南シナ海については冒頭でかなり身も蓋もない話があり、各国のナショナリズムのぶつかり合いなので思想的に見るものはないこと、武力衝突があっても海上のために人的被害は基本軍人であり西欧メディアの人権意識に訴える部分は少ないだろうということが述べられている。その他台湾の部分では蒋介石に一定の評価を与え、毛沢東への評価は不当であるという批評を行っているが、個人的には西欧(アメリカのリベラル?)で毛沢東の評価がそれなりに高いことに驚いた。また、実質的にアメリカの植民地であるフィリピンについても「これだけ資本投下してるのに民主主義が育たないって不思議だなぁ」みたいな暢気な意見を書いてますが、武力を背景にした交渉に常に曝される非植民地側の視点ってこの人には無いんだなぁという、頭のいい人間が見落としてしまう瞬間みたいなものも見れて面白かった。

この本は、米大統領や国防総省のアドバイザーも務めるカプランの新作である。

これを読んでも「中国と南シナ海は、この先こうなる」とはっきり結論が出るわけではない。

しかし、「米政権に近く、影響力のある人物が、中国や南シナ海諸国をどう見ているか」を知るために、必読の本である。

構成は、まず南シナ海と中国の現状、その後、ベトナム、マレーシア、シンガポール、フィリピン、台湾の過去、現状、未来について書かれている。

この地域の地政学は単純で、「中国という巨大な国と、その他の小国群」という構図。

では、小国群はいかに生き残りをはかるのか?

結論は、「米国に接近することで」が唯一の答え。

では、米国はどうするか?どうするべきなのか?

米大統領のアドバイザーがどのような結論を出しているのか?

是非この本を読むことで知っておいてほしい。

近年、日本企業は、賃金上昇が著しい反日国家中国から逃げ出し、南シナ海諸国(ベトナム、インドネシアなど)に拠点を移しつつある。

しかし、移った先の国と中国、米国の関係はどうなのか?

あらかじめ知るためにも、この本は役立つことだろう。

この本は日本人の為に書かれた本ではない。
あくまでも米国人の為の本であり翻訳者がこの本の価値を見いだし翻訳して日本人に紹介しているに過ぎない。
カプラン氏の本は学者にありがちな専門分野内での他の学者の引用に留まらず、哲学者や文化人類学者の文章が引用され無理の無い文章運びになっている。
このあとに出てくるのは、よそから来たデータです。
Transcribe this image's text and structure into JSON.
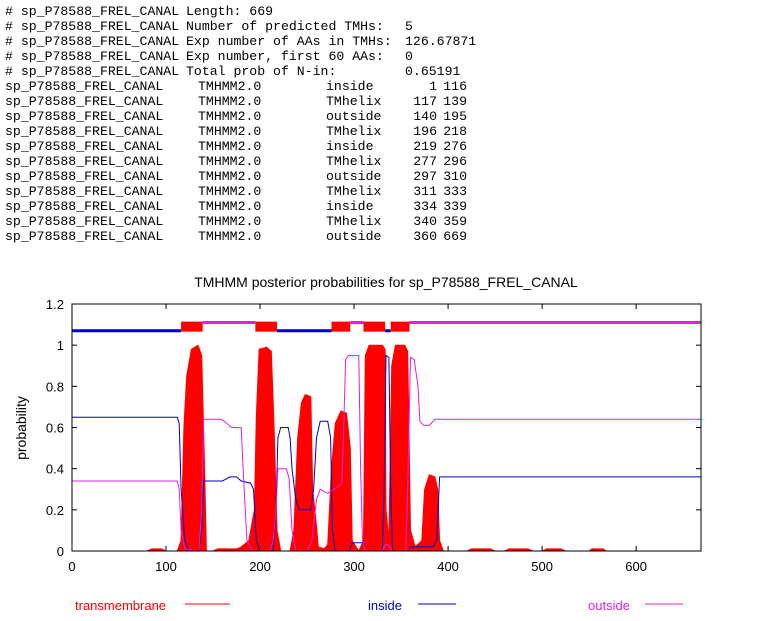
{
  "summary": [
    {
      "prefix": "# sp_P78588_FREL_CANAL",
      "label": "Length: 669",
      "value": ""
    },
    {
      "prefix": "# sp_P78588_FREL_CANAL",
      "label": "Number of predicted TMHs:",
      "value": "5"
    },
    {
      "prefix": "# sp_P78588_FREL_CANAL",
      "label": "Exp number of AAs in TMHs:",
      "value": "126.67871"
    },
    {
      "prefix": "# sp_P78588_FREL_CANAL",
      "label": "Exp number, first 60 AAs:",
      "value": "0"
    },
    {
      "prefix": "# sp_P78588_FREL_CANAL",
      "label": "Total prob of N-in:",
      "value": "0.65191"
    }
  ],
  "rows": [
    [
      "sp_P78588_FREL_CANAL",
      "TMHMM2.0",
      "inside",
      "1",
      "116"
    ],
    [
      "sp_P78588_FREL_CANAL",
      "TMHMM2.0",
      "TMhelix",
      "117",
      "139"
    ],
    [
      "sp_P78588_FREL_CANAL",
      "TMHMM2.0",
      "outside",
      "140",
      "195"
    ],
    [
      "sp_P78588_FREL_CANAL",
      "TMHMM2.0",
      "TMhelix",
      "196",
      "218"
    ],
    [
      "sp_P78588_FREL_CANAL",
      "TMHMM2.0",
      "inside",
      "219",
      "276"
    ],
    [
      "sp_P78588_FREL_CANAL",
      "TMHMM2.0",
      "TMhelix",
      "277",
      "296"
    ],
    [
      "sp_P78588_FREL_CANAL",
      "TMHMM2.0",
      "outside",
      "297",
      "310"
    ],
    [
      "sp_P78588_FREL_CANAL",
      "TMHMM2.0",
      "TMhelix",
      "311",
      "333"
    ],
    [
      "sp_P78588_FREL_CANAL",
      "TMHMM2.0",
      "inside",
      "334",
      "339"
    ],
    [
      "sp_P78588_FREL_CANAL",
      "TMHMM2.0",
      "TMhelix",
      "340",
      "359"
    ],
    [
      "sp_P78588_FREL_CANAL",
      "TMHMM2.0",
      "outside",
      "360",
      "669"
    ]
  ],
  "chart_data": {
    "type": "line",
    "title": "TMHMM posterior probabilities for sp_P78588_FREL_CANAL",
    "xlabel": "",
    "ylabel": "probability",
    "xlim": [
      0,
      669
    ],
    "ylim": [
      0,
      1.2
    ],
    "xticks": [
      0,
      100,
      200,
      300,
      400,
      500,
      600
    ],
    "yticks": [
      0,
      0.2,
      0.4,
      0.6,
      0.8,
      1,
      1.2
    ],
    "ytick_labels": [
      "0",
      "0.2",
      "0.4",
      "0.6",
      "0.8",
      "1",
      "1.2"
    ],
    "colors": {
      "transmembrane": "#ff0000",
      "inside": "#0000c0",
      "outside": "#e020e0"
    },
    "legend": [
      {
        "name": "transmembrane",
        "color": "#ff0000"
      },
      {
        "name": "inside",
        "color": "#0000c0"
      },
      {
        "name": "outside",
        "color": "#e020e0"
      }
    ],
    "legend_placement": "bottom",
    "series": [
      {
        "name": "transmembrane",
        "fill": true,
        "points": [
          [
            0,
            0
          ],
          [
            80,
            0
          ],
          [
            85,
            0.01
          ],
          [
            95,
            0.01
          ],
          [
            100,
            0
          ],
          [
            112,
            0
          ],
          [
            116,
            0.05
          ],
          [
            119,
            0.6
          ],
          [
            122,
            0.85
          ],
          [
            127,
            0.98
          ],
          [
            134,
            1
          ],
          [
            138,
            0.95
          ],
          [
            141,
            0.4
          ],
          [
            143,
            0
          ],
          [
            150,
            0
          ],
          [
            155,
            0.01
          ],
          [
            175,
            0.01
          ],
          [
            180,
            0.02
          ],
          [
            188,
            0.05
          ],
          [
            194,
            0.2
          ],
          [
            196,
            0.65
          ],
          [
            199,
            0.98
          ],
          [
            207,
            0.99
          ],
          [
            212,
            0.97
          ],
          [
            215,
            0.6
          ],
          [
            218,
            0.1
          ],
          [
            222,
            0
          ],
          [
            232,
            0
          ],
          [
            236,
            0.1
          ],
          [
            240,
            0.55
          ],
          [
            244,
            0.72
          ],
          [
            248,
            0.76
          ],
          [
            254,
            0.75
          ],
          [
            256,
            0.3
          ],
          [
            260,
            0.12
          ],
          [
            262,
            0.02
          ],
          [
            268,
            0.01
          ],
          [
            272,
            0.03
          ],
          [
            276,
            0.4
          ],
          [
            280,
            0.62
          ],
          [
            286,
            0.68
          ],
          [
            292,
            0.67
          ],
          [
            296,
            0.5
          ],
          [
            298,
            0.05
          ],
          [
            305,
            0
          ],
          [
            310,
            0.05
          ],
          [
            312,
            0.95
          ],
          [
            316,
            1
          ],
          [
            330,
            1
          ],
          [
            333,
            0.98
          ],
          [
            334,
            0.2
          ],
          [
            337,
            0.05
          ],
          [
            340,
            0.9
          ],
          [
            344,
            1
          ],
          [
            354,
            1
          ],
          [
            357,
            0.97
          ],
          [
            360,
            0.1
          ],
          [
            365,
            0.02
          ],
          [
            372,
            0.05
          ],
          [
            375,
            0.3
          ],
          [
            380,
            0.37
          ],
          [
            386,
            0.36
          ],
          [
            389,
            0.3
          ],
          [
            391,
            0.05
          ],
          [
            395,
            0
          ],
          [
            420,
            0
          ],
          [
            425,
            0.01
          ],
          [
            445,
            0.01
          ],
          [
            450,
            0
          ],
          [
            460,
            0
          ],
          [
            465,
            0.01
          ],
          [
            485,
            0.01
          ],
          [
            490,
            0
          ],
          [
            500,
            0
          ],
          [
            505,
            0.01
          ],
          [
            520,
            0.01
          ],
          [
            525,
            0
          ],
          [
            550,
            0
          ],
          [
            553,
            0.01
          ],
          [
            565,
            0.01
          ],
          [
            568,
            0
          ],
          [
            669,
            0
          ]
        ]
      },
      {
        "name": "inside",
        "points": [
          [
            0,
            0.65
          ],
          [
            112,
            0.65
          ],
          [
            114,
            0.62
          ],
          [
            116,
            0.3
          ],
          [
            120,
            0.05
          ],
          [
            124,
            0
          ],
          [
            135,
            0
          ],
          [
            138,
            0.1
          ],
          [
            140,
            0.34
          ],
          [
            160,
            0.34
          ],
          [
            168,
            0.36
          ],
          [
            175,
            0.36
          ],
          [
            180,
            0.34
          ],
          [
            190,
            0.33
          ],
          [
            193,
            0.3
          ],
          [
            196,
            0.05
          ],
          [
            200,
            0
          ],
          [
            214,
            0
          ],
          [
            217,
            0.2
          ],
          [
            219,
            0.55
          ],
          [
            222,
            0.6
          ],
          [
            230,
            0.6
          ],
          [
            232,
            0.55
          ],
          [
            234,
            0.4
          ],
          [
            238,
            0.25
          ],
          [
            242,
            0.2
          ],
          [
            254,
            0.2
          ],
          [
            257,
            0.3
          ],
          [
            260,
            0.55
          ],
          [
            264,
            0.63
          ],
          [
            272,
            0.63
          ],
          [
            275,
            0.55
          ],
          [
            277,
            0.1
          ],
          [
            280,
            0
          ],
          [
            295,
            0
          ],
          [
            298,
            0.04
          ],
          [
            310,
            0.04
          ],
          [
            312,
            0
          ],
          [
            330,
            0
          ],
          [
            332,
            0.3
          ],
          [
            334,
            0.95
          ],
          [
            337,
            0.94
          ],
          [
            339,
            0.3
          ],
          [
            341,
            0
          ],
          [
            358,
            0
          ],
          [
            360,
            0.02
          ],
          [
            384,
            0.02
          ],
          [
            388,
            0.05
          ],
          [
            391,
            0.36
          ],
          [
            669,
            0.36
          ]
        ]
      },
      {
        "name": "outside",
        "points": [
          [
            0,
            0.34
          ],
          [
            112,
            0.34
          ],
          [
            114,
            0.3
          ],
          [
            116,
            0.1
          ],
          [
            120,
            0.01
          ],
          [
            135,
            0
          ],
          [
            138,
            0.2
          ],
          [
            140,
            0.64
          ],
          [
            158,
            0.64
          ],
          [
            162,
            0.63
          ],
          [
            170,
            0.6
          ],
          [
            180,
            0.6
          ],
          [
            182,
            0.4
          ],
          [
            186,
            0.05
          ],
          [
            192,
            0
          ],
          [
            210,
            0
          ],
          [
            214,
            0.05
          ],
          [
            217,
            0.2
          ],
          [
            219,
            0.4
          ],
          [
            228,
            0.4
          ],
          [
            231,
            0.35
          ],
          [
            234,
            0.1
          ],
          [
            238,
            0
          ],
          [
            250,
            0
          ],
          [
            255,
            0.05
          ],
          [
            260,
            0.25
          ],
          [
            264,
            0.3
          ],
          [
            272,
            0.28
          ],
          [
            278,
            0.3
          ],
          [
            283,
            0.31
          ],
          [
            287,
            0.33
          ],
          [
            289,
            0.6
          ],
          [
            291,
            0.93
          ],
          [
            294,
            0.95
          ],
          [
            305,
            0.95
          ],
          [
            307,
            0.4
          ],
          [
            309,
            0.05
          ],
          [
            312,
            0
          ],
          [
            330,
            0
          ],
          [
            333,
            0.03
          ],
          [
            337,
            0.03
          ],
          [
            340,
            0
          ],
          [
            355,
            0
          ],
          [
            357,
            0.3
          ],
          [
            360,
            0.94
          ],
          [
            364,
            0.93
          ],
          [
            368,
            0.8
          ],
          [
            370,
            0.63
          ],
          [
            374,
            0.61
          ],
          [
            380,
            0.61
          ],
          [
            386,
            0.64
          ],
          [
            669,
            0.64
          ]
        ]
      }
    ],
    "topology_bars": {
      "inside_level": 1.07,
      "outside_level": 1.11,
      "tm_level": 1.09,
      "segments": [
        [
          "inside",
          1,
          116
        ],
        [
          "tm",
          117,
          139
        ],
        [
          "outside",
          140,
          195
        ],
        [
          "tm",
          196,
          218
        ],
        [
          "inside",
          219,
          276
        ],
        [
          "tm",
          277,
          296
        ],
        [
          "outside",
          297,
          310
        ],
        [
          "tm",
          311,
          333
        ],
        [
          "inside",
          334,
          339
        ],
        [
          "tm",
          340,
          359
        ],
        [
          "outside",
          360,
          669
        ]
      ]
    }
  }
}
南シナ海をカリブ海と比較し、カリブ海の米海軍制覇が米国世界覇権の先駆けになった様に
南シナ海の中国制覇が中国世界覇権の先駆けになりかねないと解説している。
地政学は地形から国や集団の性質や行動を分析する学問である。
この比較は正しい。

20世紀は太平洋圏の時代で、覇権を日米で争った様に
21世紀はインド洋圏が世界の中心となり、太平洋周辺国からアクセス可能な国がここで覇権を争う。
マラッカ海峡の重要性が更に増す。

戦争がアートである様に歴史にも再現性が必ずしも備わらない。
カリブ海と南シナ海は地政学的な類似点はあるが、中国が覇権を握るとは限らない。
当然南シナ海周辺諸国がカリブ海周辺諸国と国内事情が異なるからだ。
この本では南シナ海周辺国各国を詳細に解説することで
これから南シナ海だから起こるかもしれない歴史的事件をほのめかしたりもしている。

華僑やイスラム教徒が各国内で入り交じり単一民族の日本とは抱えている問題が異なる。
一つにまとめあげるには独裁者の存在が必要な事を認めている。
著者は柔軟な頭の持ち主である。

各国毎に解説しているが米国の影響力が大きい事は共通している。
ただし、自国領海を自ら守らないと米国はプレゼンス出来ない。
その意味でベトナムを最も重要視しているのは正しい。
中国の海洋進出に最も抵抗しているのはベトナムだからである。

この本を読んだ米国人は米ソ冷戦終結後、極東よりも東南アジアの方が重要である事を確認する事になる。
ロシアを封じ込めるよりもインド洋へのアクセスの方が重要と分かれば
軍縮された限られた兵力は南シナ海に置かれる事になる。